While the lightness and purity of Mozart had eluded her somewhat, the larger Shostakovich played very much to her strengths – an attractive, darkly warm tone in its lyrical passages and full-bodied muscularity in its runs and double-stops. This was a confident performance, powerful and generous, and in no way aggressive or forced.

French violinist Marie-Astrid Hulot, aged 21, followed in a very different but equally compelling performance of the popular Violin Concerto by Korngold. Her refined delicacy and slightly narrow vibrato did much to combat the work’s schmaltzier characteristics, and although her passagework sometimes felt a little breathless, her clear, resonant tone – especially in the upper register – allowed her to rise above the dense orchestral forces as she clearly enjoyed their tuneful accompaniment.

Marie-Astrid Hulot

Marie-Astrid Hulot
Source: Knud Erik Jørgensen

The revelation of the evening, however, came from 18-year-old Johan Dalene from Sweden, who produced perhaps the most individual performance of the Tchaikovsky Violin Concerto I have ever heard. Often conveyed with a certain gutsiness of tone, the work is too frequently bogged down by the weight of its various iconic interpretations.

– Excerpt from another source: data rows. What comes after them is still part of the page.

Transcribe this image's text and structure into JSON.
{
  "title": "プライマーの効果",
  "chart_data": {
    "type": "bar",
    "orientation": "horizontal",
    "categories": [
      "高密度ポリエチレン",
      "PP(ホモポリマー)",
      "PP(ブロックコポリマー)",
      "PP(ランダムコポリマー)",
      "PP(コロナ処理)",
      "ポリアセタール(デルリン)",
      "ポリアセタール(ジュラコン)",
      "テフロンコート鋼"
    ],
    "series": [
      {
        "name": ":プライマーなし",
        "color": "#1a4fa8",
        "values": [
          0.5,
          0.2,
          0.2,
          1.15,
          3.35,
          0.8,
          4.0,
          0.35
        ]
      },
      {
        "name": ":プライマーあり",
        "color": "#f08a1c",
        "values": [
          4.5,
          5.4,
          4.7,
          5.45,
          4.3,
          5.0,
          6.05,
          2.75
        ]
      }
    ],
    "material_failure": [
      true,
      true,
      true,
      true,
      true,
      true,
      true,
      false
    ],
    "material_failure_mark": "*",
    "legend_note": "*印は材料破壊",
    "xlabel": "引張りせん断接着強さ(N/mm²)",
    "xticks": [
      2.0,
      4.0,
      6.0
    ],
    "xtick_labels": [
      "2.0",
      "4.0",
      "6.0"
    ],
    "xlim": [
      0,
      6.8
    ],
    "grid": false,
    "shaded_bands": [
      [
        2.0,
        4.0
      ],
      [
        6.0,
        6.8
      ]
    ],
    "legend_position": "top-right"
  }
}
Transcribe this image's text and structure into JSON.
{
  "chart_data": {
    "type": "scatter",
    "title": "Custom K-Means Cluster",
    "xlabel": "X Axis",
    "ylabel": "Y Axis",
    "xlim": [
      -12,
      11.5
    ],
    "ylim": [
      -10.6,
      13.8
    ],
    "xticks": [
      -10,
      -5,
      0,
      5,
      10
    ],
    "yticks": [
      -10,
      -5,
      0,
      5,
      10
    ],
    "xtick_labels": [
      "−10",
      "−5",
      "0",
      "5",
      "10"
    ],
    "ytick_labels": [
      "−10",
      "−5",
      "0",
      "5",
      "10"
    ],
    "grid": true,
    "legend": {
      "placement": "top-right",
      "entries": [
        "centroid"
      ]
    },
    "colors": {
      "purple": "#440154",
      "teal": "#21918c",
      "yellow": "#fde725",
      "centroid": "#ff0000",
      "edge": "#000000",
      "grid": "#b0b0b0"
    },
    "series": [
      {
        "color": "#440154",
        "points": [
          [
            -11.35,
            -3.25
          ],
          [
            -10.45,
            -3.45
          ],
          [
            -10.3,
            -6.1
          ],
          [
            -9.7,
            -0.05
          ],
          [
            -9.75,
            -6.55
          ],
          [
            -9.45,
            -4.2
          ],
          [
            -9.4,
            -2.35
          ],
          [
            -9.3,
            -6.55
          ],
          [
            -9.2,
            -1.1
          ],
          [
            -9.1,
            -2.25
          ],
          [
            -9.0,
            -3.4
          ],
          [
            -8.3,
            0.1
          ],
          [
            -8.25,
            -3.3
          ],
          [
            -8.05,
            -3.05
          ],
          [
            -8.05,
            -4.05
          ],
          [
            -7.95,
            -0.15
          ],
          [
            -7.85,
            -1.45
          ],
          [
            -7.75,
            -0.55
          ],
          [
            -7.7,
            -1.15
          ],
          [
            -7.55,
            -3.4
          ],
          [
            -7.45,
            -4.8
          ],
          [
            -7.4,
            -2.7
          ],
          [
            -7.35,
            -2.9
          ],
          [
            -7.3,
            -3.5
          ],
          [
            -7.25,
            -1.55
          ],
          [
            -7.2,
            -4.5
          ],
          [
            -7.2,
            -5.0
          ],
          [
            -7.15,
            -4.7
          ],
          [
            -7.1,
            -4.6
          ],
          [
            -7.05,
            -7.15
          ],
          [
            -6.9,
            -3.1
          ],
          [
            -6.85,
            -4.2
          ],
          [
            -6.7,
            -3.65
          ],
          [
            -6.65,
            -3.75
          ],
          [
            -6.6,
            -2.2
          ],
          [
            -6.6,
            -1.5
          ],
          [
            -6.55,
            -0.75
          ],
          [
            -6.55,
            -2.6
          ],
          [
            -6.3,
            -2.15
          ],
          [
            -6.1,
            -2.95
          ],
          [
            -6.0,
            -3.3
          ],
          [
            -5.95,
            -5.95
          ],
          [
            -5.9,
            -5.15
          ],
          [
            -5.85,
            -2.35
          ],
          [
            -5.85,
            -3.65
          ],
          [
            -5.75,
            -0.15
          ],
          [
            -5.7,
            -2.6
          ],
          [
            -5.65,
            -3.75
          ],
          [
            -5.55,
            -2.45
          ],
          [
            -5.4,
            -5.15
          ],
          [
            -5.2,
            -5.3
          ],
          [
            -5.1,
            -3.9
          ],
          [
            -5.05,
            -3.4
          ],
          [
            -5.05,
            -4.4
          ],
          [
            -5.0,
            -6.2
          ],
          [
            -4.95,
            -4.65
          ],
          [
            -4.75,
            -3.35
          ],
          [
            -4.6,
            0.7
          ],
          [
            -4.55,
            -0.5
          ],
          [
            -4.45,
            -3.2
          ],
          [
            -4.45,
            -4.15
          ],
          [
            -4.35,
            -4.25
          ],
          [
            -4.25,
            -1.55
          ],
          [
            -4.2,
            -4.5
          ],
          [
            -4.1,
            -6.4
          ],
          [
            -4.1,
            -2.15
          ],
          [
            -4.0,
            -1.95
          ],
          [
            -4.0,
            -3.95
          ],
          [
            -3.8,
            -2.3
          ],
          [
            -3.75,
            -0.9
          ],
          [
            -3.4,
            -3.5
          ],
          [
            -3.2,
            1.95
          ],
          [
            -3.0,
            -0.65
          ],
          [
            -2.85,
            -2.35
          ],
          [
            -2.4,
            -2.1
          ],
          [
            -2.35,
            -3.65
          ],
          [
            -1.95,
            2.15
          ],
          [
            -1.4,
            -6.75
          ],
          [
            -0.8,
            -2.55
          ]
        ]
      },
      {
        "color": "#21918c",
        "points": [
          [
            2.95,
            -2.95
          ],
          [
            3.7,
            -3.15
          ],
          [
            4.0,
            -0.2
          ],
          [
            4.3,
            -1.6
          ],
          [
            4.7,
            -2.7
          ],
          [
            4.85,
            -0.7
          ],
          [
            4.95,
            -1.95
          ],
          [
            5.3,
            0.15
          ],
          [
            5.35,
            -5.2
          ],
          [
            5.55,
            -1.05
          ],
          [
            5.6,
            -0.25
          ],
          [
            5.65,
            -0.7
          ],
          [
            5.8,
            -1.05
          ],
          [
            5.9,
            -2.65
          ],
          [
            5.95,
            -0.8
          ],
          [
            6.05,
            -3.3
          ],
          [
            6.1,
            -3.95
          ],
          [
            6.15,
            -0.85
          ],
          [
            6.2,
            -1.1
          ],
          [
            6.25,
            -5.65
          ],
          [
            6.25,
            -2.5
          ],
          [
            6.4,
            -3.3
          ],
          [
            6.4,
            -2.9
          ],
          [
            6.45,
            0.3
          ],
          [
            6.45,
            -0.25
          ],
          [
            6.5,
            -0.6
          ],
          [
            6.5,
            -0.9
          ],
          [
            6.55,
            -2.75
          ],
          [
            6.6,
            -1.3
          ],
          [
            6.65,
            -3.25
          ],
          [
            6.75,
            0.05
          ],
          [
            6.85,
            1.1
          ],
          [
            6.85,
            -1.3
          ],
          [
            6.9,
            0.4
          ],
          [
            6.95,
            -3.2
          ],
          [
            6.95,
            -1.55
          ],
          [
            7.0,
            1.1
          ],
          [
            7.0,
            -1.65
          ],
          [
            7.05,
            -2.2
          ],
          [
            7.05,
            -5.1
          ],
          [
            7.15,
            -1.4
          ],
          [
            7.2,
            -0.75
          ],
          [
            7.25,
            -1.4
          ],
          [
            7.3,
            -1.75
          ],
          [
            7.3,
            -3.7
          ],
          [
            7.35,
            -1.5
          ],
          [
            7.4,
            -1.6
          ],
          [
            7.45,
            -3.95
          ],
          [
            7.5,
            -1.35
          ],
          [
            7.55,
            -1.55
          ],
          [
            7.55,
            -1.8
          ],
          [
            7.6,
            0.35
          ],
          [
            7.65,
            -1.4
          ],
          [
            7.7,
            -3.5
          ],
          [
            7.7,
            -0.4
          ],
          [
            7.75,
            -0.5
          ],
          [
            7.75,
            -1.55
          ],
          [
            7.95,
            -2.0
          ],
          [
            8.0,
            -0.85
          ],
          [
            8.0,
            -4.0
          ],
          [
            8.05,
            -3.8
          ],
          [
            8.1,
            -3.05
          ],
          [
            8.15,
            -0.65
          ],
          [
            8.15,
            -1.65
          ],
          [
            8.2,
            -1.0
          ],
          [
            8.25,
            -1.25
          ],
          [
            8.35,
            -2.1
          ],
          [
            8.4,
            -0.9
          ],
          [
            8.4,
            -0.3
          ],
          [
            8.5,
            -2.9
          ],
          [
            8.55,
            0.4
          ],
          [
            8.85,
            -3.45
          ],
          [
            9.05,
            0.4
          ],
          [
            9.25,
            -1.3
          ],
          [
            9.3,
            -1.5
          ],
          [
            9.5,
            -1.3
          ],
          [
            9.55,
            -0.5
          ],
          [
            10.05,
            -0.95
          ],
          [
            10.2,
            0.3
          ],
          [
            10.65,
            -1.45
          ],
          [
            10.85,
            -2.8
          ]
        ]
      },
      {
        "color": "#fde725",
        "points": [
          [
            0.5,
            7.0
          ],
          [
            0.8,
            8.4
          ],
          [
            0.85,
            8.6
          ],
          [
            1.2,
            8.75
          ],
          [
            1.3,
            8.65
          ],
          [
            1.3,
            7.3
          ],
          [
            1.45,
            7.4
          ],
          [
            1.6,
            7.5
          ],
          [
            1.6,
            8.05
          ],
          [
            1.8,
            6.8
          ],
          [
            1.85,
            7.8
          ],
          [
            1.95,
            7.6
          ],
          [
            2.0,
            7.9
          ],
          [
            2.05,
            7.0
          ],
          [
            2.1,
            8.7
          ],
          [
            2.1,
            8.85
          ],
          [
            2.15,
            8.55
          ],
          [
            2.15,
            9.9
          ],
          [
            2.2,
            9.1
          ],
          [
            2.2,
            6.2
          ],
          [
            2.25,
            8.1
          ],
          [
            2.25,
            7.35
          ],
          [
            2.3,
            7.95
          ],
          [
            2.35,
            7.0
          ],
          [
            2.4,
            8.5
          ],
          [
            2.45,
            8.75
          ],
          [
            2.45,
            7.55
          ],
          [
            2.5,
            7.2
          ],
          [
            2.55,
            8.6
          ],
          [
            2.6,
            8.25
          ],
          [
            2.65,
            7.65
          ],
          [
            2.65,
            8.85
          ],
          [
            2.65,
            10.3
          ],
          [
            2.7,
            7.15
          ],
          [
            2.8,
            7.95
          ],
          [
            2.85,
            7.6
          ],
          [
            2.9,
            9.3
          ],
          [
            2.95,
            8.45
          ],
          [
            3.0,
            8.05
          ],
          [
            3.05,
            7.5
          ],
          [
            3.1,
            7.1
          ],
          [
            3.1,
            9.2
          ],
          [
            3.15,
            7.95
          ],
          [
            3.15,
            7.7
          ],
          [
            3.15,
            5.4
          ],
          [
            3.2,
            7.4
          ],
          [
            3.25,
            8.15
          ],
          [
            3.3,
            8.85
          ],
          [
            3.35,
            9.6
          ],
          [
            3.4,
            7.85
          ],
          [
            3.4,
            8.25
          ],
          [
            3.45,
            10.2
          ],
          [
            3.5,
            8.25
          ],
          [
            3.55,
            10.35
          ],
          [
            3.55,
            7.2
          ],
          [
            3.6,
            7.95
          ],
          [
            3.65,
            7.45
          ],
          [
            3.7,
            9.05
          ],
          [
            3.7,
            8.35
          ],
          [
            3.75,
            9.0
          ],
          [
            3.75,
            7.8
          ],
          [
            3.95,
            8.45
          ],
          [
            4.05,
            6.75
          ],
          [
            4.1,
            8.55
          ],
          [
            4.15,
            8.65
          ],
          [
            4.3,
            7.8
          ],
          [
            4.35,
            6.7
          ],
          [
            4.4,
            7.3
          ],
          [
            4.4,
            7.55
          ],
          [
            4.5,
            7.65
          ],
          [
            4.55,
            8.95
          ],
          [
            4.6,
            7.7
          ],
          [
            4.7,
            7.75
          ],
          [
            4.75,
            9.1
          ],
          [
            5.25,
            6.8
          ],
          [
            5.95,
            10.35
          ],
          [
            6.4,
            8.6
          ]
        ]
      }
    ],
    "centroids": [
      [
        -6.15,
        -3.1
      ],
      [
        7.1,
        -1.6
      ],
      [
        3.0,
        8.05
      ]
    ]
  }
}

By contrast, Dalene was supple and fleet of foot, introducing fluid yet perfectly controlled tempos so that the music flowed easily and never wallowed in its own sense of importance. His sound character was mercurial – incorporating rich deep tones as well as wispy sul tasto – and in the third movement his spiccato was a joy.

In the second part of the finals, held two days later (on 31 March), all three contestants squared up to the Nielsen Concerto – a mammoth work at around 35 minutes in length and highly challenging technically, with leaps and bounds encompassing the length of the fingerboard and multiple awkward string-crossings. Egholm performed first, again demonstrating her strong and attractive tone and particularly steady bow arm.

Johan Dalene produced perhaps the most individual performance of the Tchaikovsky Violin Concerto I have ever heard

However, this piece seemed to test her more than the Shostakovich, and at times she appeared to be battling against the music rather than working with it. By contrast, Hulot’s lighter and more fluid take was less of a struggle. Often she seemed to be floating above the central drama, which made for greater technical ease, but sacrificed a little of the emotional core.

Once more Dalene struck the right balance: more present than Hulot, but less challenged by the work’s unwieldy passages than Egholm. This was an incredibly varied and poised performance, unafraid to take the dynamic down to the smallest pianissimo and betraying not the slightest tremor when he played in the highest registers in moments of captivating stillness.

It came as no surprise, then, that Dalene took the top prize, followed by Hulot in second place and Egholm in third. More than many a recent contest, the Nielsen managed to find three musically mature performers, each of whom will no doubt forge interesting and diverse careers. Audiences following those careers will be the true winners in the long run.